In these unsettling times, it's reassuring to see that at 94 he's still at it. And has still got it.

A poster boy for getting old right.

Obviously “Juror # 2” is a courtroom drama but you're in a minefield of spoiler alerts trying to say much more about it. 

Nicholas Hoult has the title role in a cast co-starring Toni Collette with heavy hitters like J.K. Simmons and Kiefer Sutherland in the supporting ranks.

Breaking the conventional wisdom of the genre, “Juror #2” doesn't hinge on a surprise revelation in the courtroom. We know from the outset that Justin Kemp (Hoult) knows more about the murder case on the docket than he lets on during jury selection questioning by D.A. Faith Killebrew (Collette) and Public Defender Eric Resnick (Chris Messina.) 

Why does he keep quiet? We know the answer to that one, too.

Guess it's not a spoiler if it's the first line in the trailer.

Rather than craft a mystery, screenwriter Jonathan A. Abrams turns the formula inside out, creating more of a rumination on the difference between truth and justice, and the toll taken on people trying to sort them out. In this regard it's reminiscent of one of my favorite movies last awards season, “Anatomy of a Fall.” 

From the outset we know whodunnit. A more pertinent question is what does Guilty mean?

While Hoult never quite finds the right right note in his character's moral ambiguity, the performances around him – especially Simmons' and Collette's – keep things compelling. It may not be a mystery, but the outcome is still in doubt right up to the perfect last shot before the cut to black.


My personal history with Clint Eastwood goes back to 1983 when I covered him shooting, and starring in “Sudden Impact” in Santa Cruz.
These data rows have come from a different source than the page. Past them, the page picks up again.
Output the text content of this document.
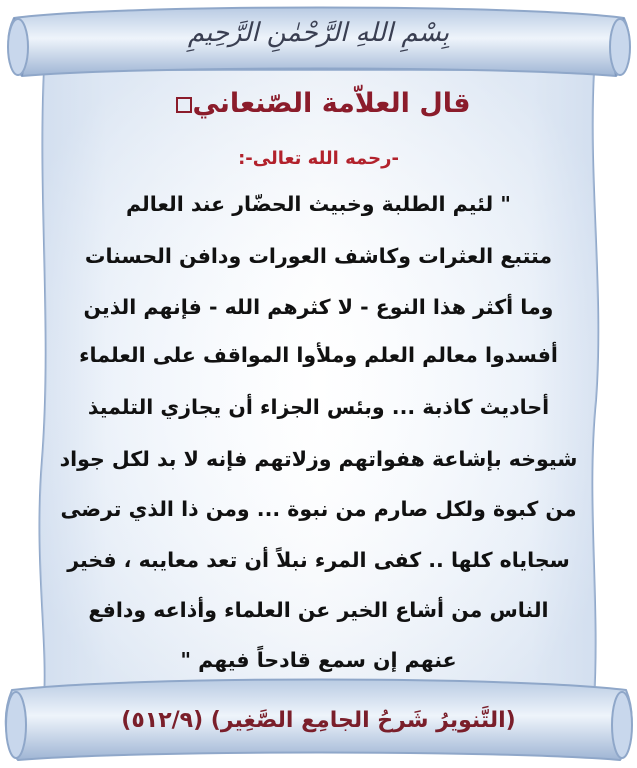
بِسْمِ اللهِ الرَّحْمٰنِ الرَّحِيمِ
قال العلاّمة الصّنعاني
-رحمه الله تعالى-:
" لئيم الطلبة وخبيث الحضّار عند العالم
متتبع العثرات وكاشف العورات ودافن الحسنات
وما أكثر هذا النوع - لا كثرهم الله - فإنهم الذين
أفسدوا معالم العلم وملأوا المواقف على العلماء
أحاديث كاذبة ... وبئس الجزاء أن يجازي التلميذ
شيوخه بإشاعة هفواتهم وزلاتهم فإنه لا بد لكل جواد
من كبوة ولكل صارم من نبوة ... ومن ذا الذي ترضى
سجاياه كلها .. كفى المرء نبلاً أن تعد معايبه ، فخير
الناس من أشاع الخير عن العلماء وأذاعه ودافع
عنهم إن سمع قادحاً فيهم "
(التَّنويرُ شَرحُ الجامِع الصَّغِير) (٥١٢/٩)
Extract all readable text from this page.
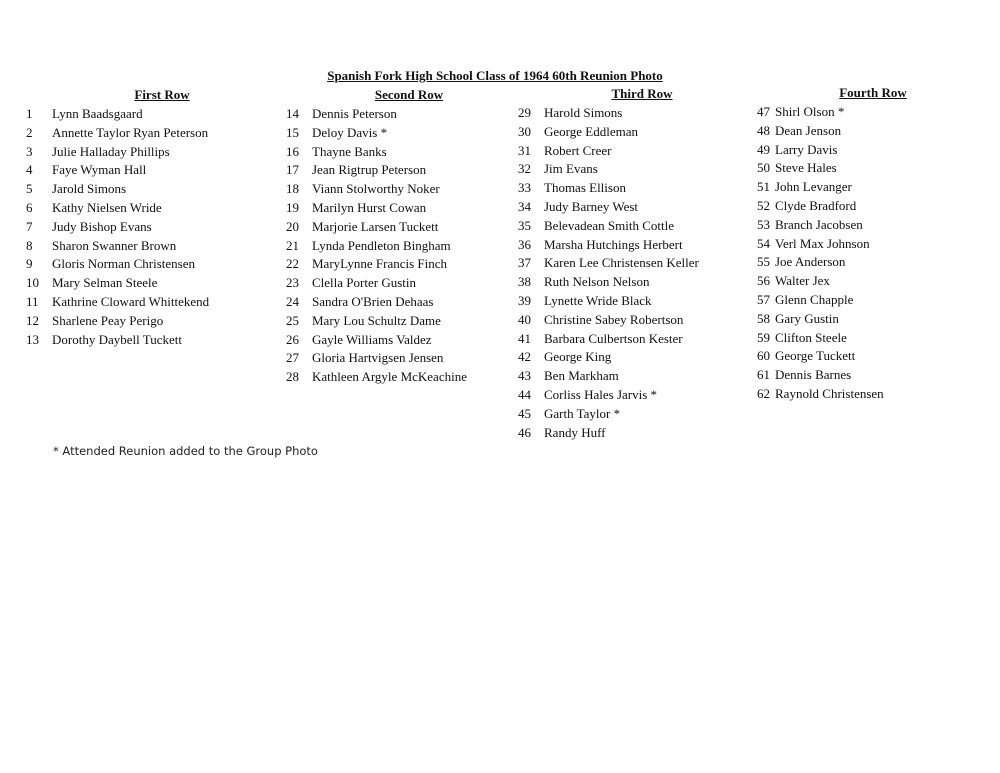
Spanish Fork High School Class of 1964 60th Reunion Photo
First Row
1 Lynn Baadsgaard
2 Annette Taylor Ryan Peterson
3 Julie Halladay Phillips
4 Faye Wyman Hall
5 Jarold Simons
6 Kathy Nielsen Wride
7 Judy Bishop Evans
8 Sharon Swanner Brown
9 Gloris Norman Christensen
10 Mary Selman Steele
11 Kathrine Cloward Whittekend
12 Sharlene Peay Perigo
13 Dorothy Daybell Tuckett
Second Row
14 Dennis Peterson
15 Deloy Davis *
16 Thayne Banks
17 Jean Rigtrup Peterson
18 Viann Stolworthy Noker
19 Marilyn Hurst Cowan
20 Marjorie Larsen Tuckett
21 Lynda Pendleton Bingham
22 MaryLynne Francis Finch
23 Clella Porter Gustin
24 Sandra O'Brien Dehaas
25 Mary Lou Schultz Dame
26 Gayle Williams Valdez
27 Gloria Hartvigsen Jensen
28 Kathleen Argyle McKeachine
Third Row
29 Harold Simons
30 George Eddleman
31 Robert Creer
32 Jim Evans
33 Thomas Ellison
34 Judy Barney West
35 Belevadean Smith Cottle
36 Marsha Hutchings Herbert
37 Karen Lee Christensen Keller
38 Ruth Nelson Nelson
39 Lynette Wride Black
40 Christine Sabey Robertson
41 Barbara Culbertson Kester
42 George King
43 Ben Markham
44 Corliss Hales Jarvis *
45 Garth Taylor *
46 Randy Huff
Fourth Row
47 Shirl Olson *
48 Dean Jenson
49 Larry Davis
50 Steve Hales
51 John Levanger
52 Clyde Bradford
53 Branch Jacobsen
54 Verl Max Johnson
55 Joe Anderson
56 Walter Jex
57 Glenn Chapple
58 Gary Gustin
59 Clifton Steele
60 George Tuckett
61 Dennis Barnes
62 Raynold Christensen
* Attended Reunion added to the Group Photo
I shadowed him at a fish market on the Wharf, and in the neon light under the Big Dipper at the Boardwalk. I even got to be an extra in a night scene filmed at the old, pre-earthquake Cooper House, although my performance seems to have gotten lost in the cutting room.

Considering that he was both directing and acting, the one thing he was was efficient. No more than two takes, if he could help it. If it was in focus, it was a go. No drama, except what wound up on the screen. 

Later, when I interviewed him at the Maui Film Festival in 2002, he summed up what he did simply, as telling stories. No frills, no preciousness, which belies the scope of his projects – from musicals and composing soundtracks (he also plays piano), to directing and co-starring with Meryl Streep in “The Bridges of Madison County” or shooting “Letters from Iwo Jima” in Japanese.

“Juror #2” is closer to the “Sudden Impact” end of the spectrum: efficient, rather than flashy or artsy. It's a story told in close-ups, emotions played out in eyes and on faces rather than in words. It is, after all, a story based on what's not being said.

It is a work of craftsmanship more than art, the creation of a master comfortable in the larger-than-life profession, a man in his prime for almost a century now.